The way Japanese think about religion is unique. Many Japanese who have given birth make a visit to a Shinto shrine. Later visits come at ages 3, 5 and 7. After becoming adults, many will get married at a church. When they die, they’ll have a Buddhist funeral. Between birth and death, many Japanese participate in some form of the three religions of Shinto, Christianity and Buddhism. I think this is probably rare. Certainly the freedom to worship is not unique and is recognized in places around the world, but perhaps Japanese practice the most diversified mix.
Japan’s native Shintoism is polytheistic. Gods reside in all things. There’s a god of the mountain, of the ocean, of the rice field, and of the river. Just recently we’ve heard a lot about a god of toilets even! Such theism underlies Japanese religious belief and probably explains why Japan can easily accommodate other religions. Shrines and temples are so immersed in the lives of Japanese that many are not even aware of them. It seems that individuals from abroad are much better able to appreciate their charm. When solemnly and pure of mind they pass through the gates, breathe deeply, lower their head before the Buddha and ask for direction with humility, then they certainly seem to be getting a richer experience than they would at, say, the movies.

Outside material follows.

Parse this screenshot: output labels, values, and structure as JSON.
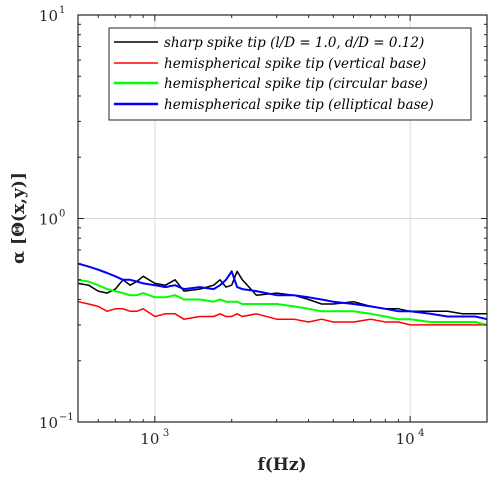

Tokozenji, where I was granted permission to photograph the Buddha, is in Kamariya, Kanazawa-ku. I’ve been to a relatively large number of temples and shrines, but this one is wonderful. While neither huge nor particularly glorious, it quietly carries on with the essence of a Japanese temple. Open the big gates wide: this is a place to visit when alive (not at one’s funeral). Because at this very moment of some eternal cycle, this place makes you feel alive!